Justine Pruvot | Je dirais que le lait qui déborde, c’est ma spécialité. Il y a plus facile comme maladresse. En second, je dirais les légumes sur les cagettes que je trimbale tous les mercredis matin sur mon diable au retour du marché du Cours Julien (Marseille). Les trottoirs ne sont vraiment pas ouf à Marseille. Avec mon ami chef Johann Barichasse, c’est un petit jeu, il ramasse derrière moi les légumes que je sème tout le long du chemin. Les ustensiles, en revanche, ça arrive moins chez moi.

Johann Barichasse | Pendant le service, les casseroles. Ça m’est arrivé encore ce midi avec une purée de brocolis qui a fini en dripping sur le sol. En mise en place, ma grande spécialité, c’est de faire tomber les boîtes d’épices ou d’ingrédients secs qui traînent sans couvercle sur le plan de travail : sel pour le plus soft, épices (curcuma, très très relou par exemple), fruits secs, etc.

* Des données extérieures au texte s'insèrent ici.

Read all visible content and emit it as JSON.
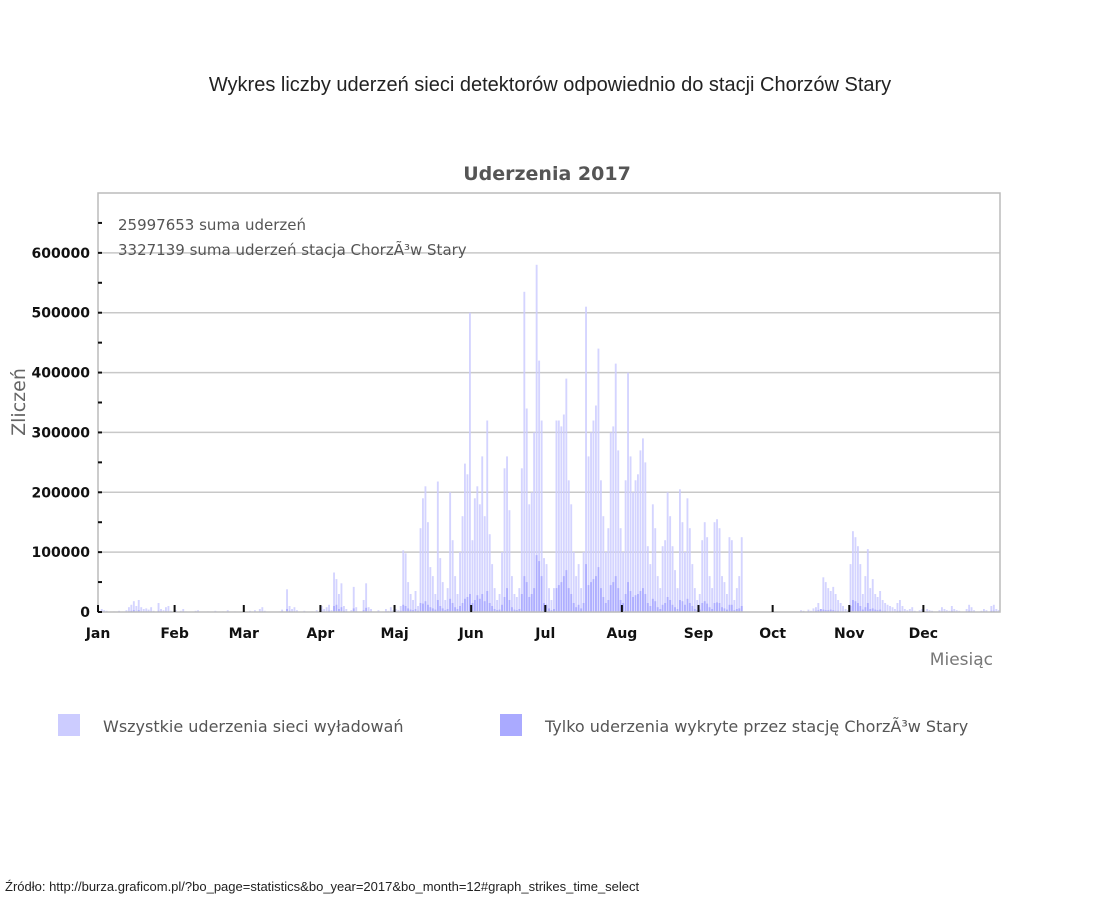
{
  "page": {
    "heading": "Wykres liczby uderzeń sieci detektorów odpowiednio do stacji Chorzów Stary",
    "source": "Źródło: http://burza.graficom.pl/?bo_page=statistics&bo_year=2017&bo_month=12#graph_strikes_time_select"
  },
  "chart_data": {
    "type": "bar",
    "title": "Uderzenia 2017",
    "xlabel": "Miesiąc",
    "ylabel": "Zliczeń",
    "ylim": [
      0,
      700000
    ],
    "yticks": [
      "0",
      "100000",
      "200000",
      "300000",
      "400000",
      "500000",
      "600000"
    ],
    "months": [
      "Jan",
      "Feb",
      "Mar",
      "Apr",
      "Maj",
      "Jun",
      "Jul",
      "Aug",
      "Sep",
      "Oct",
      "Nov",
      "Dec"
    ],
    "annotations": [
      "25997653 suma uderzeń",
      "3327139 suma uderzeń stacja ChorzÃ³w Stary"
    ],
    "grid": true,
    "legend_position": "bottom",
    "value_unit": "thousands of strikes per day",
    "series": [
      {
        "name": "Wszystkie uderzenia sieci wyładowań",
        "color": "#ccccff",
        "values": [
          0,
          5,
          3,
          2,
          0,
          0,
          1,
          0,
          2,
          0,
          0,
          3,
          8,
          12,
          18,
          10,
          20,
          8,
          5,
          6,
          4,
          8,
          2,
          0,
          15,
          5,
          3,
          8,
          10,
          2,
          0,
          3,
          0,
          2,
          5,
          1,
          0,
          0,
          0,
          2,
          3,
          0,
          0,
          0,
          1,
          0,
          0,
          2,
          0,
          0,
          1,
          0,
          3,
          0,
          0,
          1,
          0,
          0,
          0,
          0,
          0,
          2,
          0,
          3,
          0,
          5,
          8,
          2,
          0,
          0,
          0,
          0,
          0,
          1,
          4,
          0,
          38,
          10,
          5,
          8,
          3,
          0,
          0,
          2,
          0,
          0,
          1,
          0,
          3,
          0,
          10,
          5,
          8,
          12,
          3,
          66,
          55,
          30,
          48,
          10,
          5,
          0,
          3,
          42,
          8,
          0,
          0,
          20,
          48,
          8,
          5,
          0,
          0,
          3,
          0,
          0,
          5,
          2,
          8,
          3,
          5,
          3,
          10,
          103,
          98,
          50,
          30,
          20,
          35,
          10,
          140,
          190,
          210,
          150,
          75,
          60,
          30,
          218,
          90,
          50,
          20,
          40,
          200,
          120,
          60,
          30,
          100,
          160,
          248,
          230,
          500,
          120,
          190,
          210,
          180,
          260,
          160,
          320,
          130,
          80,
          40,
          20,
          30,
          100,
          240,
          260,
          170,
          60,
          30,
          25,
          40,
          240,
          535,
          340,
          180,
          200,
          300,
          580,
          420,
          320,
          90,
          80,
          40,
          20,
          40,
          320,
          320,
          310,
          330,
          390,
          220,
          180,
          100,
          60,
          80,
          40,
          100,
          510,
          260,
          300,
          320,
          345,
          440,
          220,
          160,
          100,
          140,
          300,
          310,
          415,
          270,
          140,
          100,
          220,
          400,
          260,
          200,
          220,
          230,
          270,
          290,
          250,
          110,
          80,
          180,
          140,
          60,
          40,
          110,
          120,
          200,
          160,
          110,
          70,
          40,
          205,
          150,
          100,
          190,
          140,
          80,
          40,
          20,
          30,
          120,
          150,
          125,
          60,
          40,
          150,
          155,
          140,
          60,
          50,
          30,
          125,
          120,
          20,
          40,
          60,
          125,
          0,
          0,
          0,
          0,
          0,
          0,
          0,
          0,
          0,
          0,
          0,
          0,
          0,
          0,
          0,
          0,
          0,
          0,
          0,
          0,
          0,
          0,
          0,
          3,
          2,
          0,
          4,
          2,
          6,
          8,
          15,
          5,
          58,
          50,
          40,
          35,
          42,
          30,
          20,
          15,
          10,
          5,
          3,
          80,
          135,
          125,
          110,
          80,
          30,
          60,
          105,
          40,
          55,
          30,
          25,
          35,
          20,
          15,
          12,
          10,
          8,
          5,
          15,
          20,
          10,
          5,
          3,
          5,
          8,
          2,
          0,
          3,
          5,
          2,
          5,
          3,
          2,
          0,
          0,
          3,
          8,
          5,
          3,
          2,
          10,
          5,
          3,
          2,
          0,
          0,
          5,
          12,
          8,
          3,
          0,
          0,
          2,
          5,
          3,
          0,
          10,
          12,
          5,
          3
        ]
      },
      {
        "name": "Tylko uderzenia wykryte przez stację ChorzÃ³w Stary",
        "color": "#aaaaff",
        "values": [
          0,
          1,
          0,
          0,
          0,
          0,
          0,
          0,
          0,
          0,
          0,
          0,
          1,
          2,
          3,
          1,
          3,
          1,
          1,
          1,
          1,
          1,
          0,
          0,
          2,
          1,
          0,
          1,
          1,
          0,
          0,
          0,
          0,
          0,
          1,
          0,
          0,
          0,
          0,
          0,
          0,
          0,
          0,
          0,
          0,
          0,
          0,
          0,
          0,
          0,
          0,
          0,
          0,
          0,
          0,
          0,
          0,
          0,
          0,
          0,
          0,
          0,
          0,
          0,
          0,
          1,
          1,
          0,
          0,
          0,
          0,
          0,
          0,
          0,
          1,
          0,
          5,
          2,
          1,
          1,
          0,
          0,
          0,
          0,
          0,
          0,
          0,
          0,
          0,
          0,
          2,
          1,
          1,
          2,
          0,
          10,
          12,
          5,
          8,
          2,
          1,
          0,
          0,
          6,
          1,
          0,
          0,
          3,
          7,
          1,
          1,
          0,
          0,
          0,
          0,
          0,
          1,
          0,
          1,
          0,
          1,
          0,
          2,
          12,
          10,
          6,
          4,
          3,
          5,
          2,
          15,
          14,
          18,
          12,
          8,
          6,
          4,
          20,
          10,
          6,
          3,
          5,
          22,
          15,
          8,
          5,
          10,
          15,
          22,
          25,
          30,
          15,
          20,
          28,
          22,
          30,
          18,
          35,
          15,
          10,
          5,
          3,
          4,
          12,
          25,
          40,
          20,
          8,
          4,
          3,
          5,
          30,
          60,
          50,
          25,
          30,
          40,
          95,
          85,
          60,
          15,
          12,
          6,
          3,
          5,
          40,
          45,
          50,
          60,
          70,
          40,
          30,
          15,
          8,
          12,
          6,
          15,
          80,
          45,
          50,
          55,
          60,
          75,
          40,
          25,
          15,
          20,
          45,
          50,
          60,
          40,
          20,
          15,
          30,
          50,
          35,
          25,
          28,
          30,
          35,
          40,
          30,
          15,
          10,
          22,
          18,
          8,
          5,
          12,
          15,
          25,
          20,
          12,
          8,
          5,
          20,
          18,
          12,
          22,
          15,
          10,
          5,
          3,
          4,
          15,
          18,
          14,
          8,
          5,
          15,
          16,
          15,
          8,
          6,
          4,
          12,
          12,
          3,
          5,
          6,
          10,
          0,
          0,
          0,
          0,
          0,
          0,
          0,
          0,
          0,
          0,
          0,
          0,
          0,
          0,
          0,
          0,
          0,
          0,
          0,
          0,
          0,
          0,
          0,
          0,
          0,
          0,
          1,
          0,
          0,
          2,
          3,
          5,
          4,
          3,
          3,
          4,
          3,
          2,
          2,
          1,
          1,
          1,
          0,
          10,
          20,
          18,
          15,
          10,
          4,
          8,
          15,
          5,
          6,
          4,
          3,
          4,
          2,
          2,
          1,
          1,
          1,
          0,
          2,
          2,
          1,
          0,
          0,
          0,
          1,
          0,
          0,
          0,
          1,
          0,
          1,
          0,
          0,
          0,
          0,
          0,
          1,
          1,
          0,
          0,
          2,
          1,
          0,
          0,
          0,
          0,
          1,
          2,
          1,
          0,
          0,
          0,
          0,
          1,
          0,
          0,
          2,
          2,
          1,
          0
        ]
      }
    ]
  }
}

Samy Benzekri | Ce qui tombe souvent, ce sont les boîtes de mise en place empilées en hauteur – et souvent remplies de choses qui se dispersent facilement, comme de la semoule, ou difficiles à nettoyer, comme une sauce tomate dans la chambre froide. Mais il y a aussi la spéciale du mixeur trop rempli parce qu’on pense qu’on va gagner du temps en évitant de faire deux tournées. Au final, on en perd à tout ramasser…

Pourquoi ces objets et ingrédients en particulier ?

Justine Pruvot | Le lait, c’est clairement la flemme d’attendre devant, je le lance et je fais d’autres choses et évidemment ça déborde. C’est chiant du coup ?

Johann Barichasse | Soit parce que les manches des poêles et casseroles sont brûlants et qu’on les lâche par réflexe, soit parce qu’on est dans le jus et qu’en pensant gagner du temps on tente un truc un peu trop joueur. Parfois ça passe, parfois tu finis avec la moitié d’une purée sur ton plan de travail. Mon ancienne cheffe Manon Fleury me disait toujours : “Travaille à deux mains.” Ça m’ennuie de l’admettre, mais elle avait tellement raison. 90 % des accidents arrivent quand t’as un truc dans les mains que t’aurais dû poser avant de faire autre chose.

Samy Benzekri | Oui, c’est relou, parce que bizarrement, ça n’arrive jamais quand on a le temps de se mettre en place. Donc il faut nettoyer, refaire, reranger…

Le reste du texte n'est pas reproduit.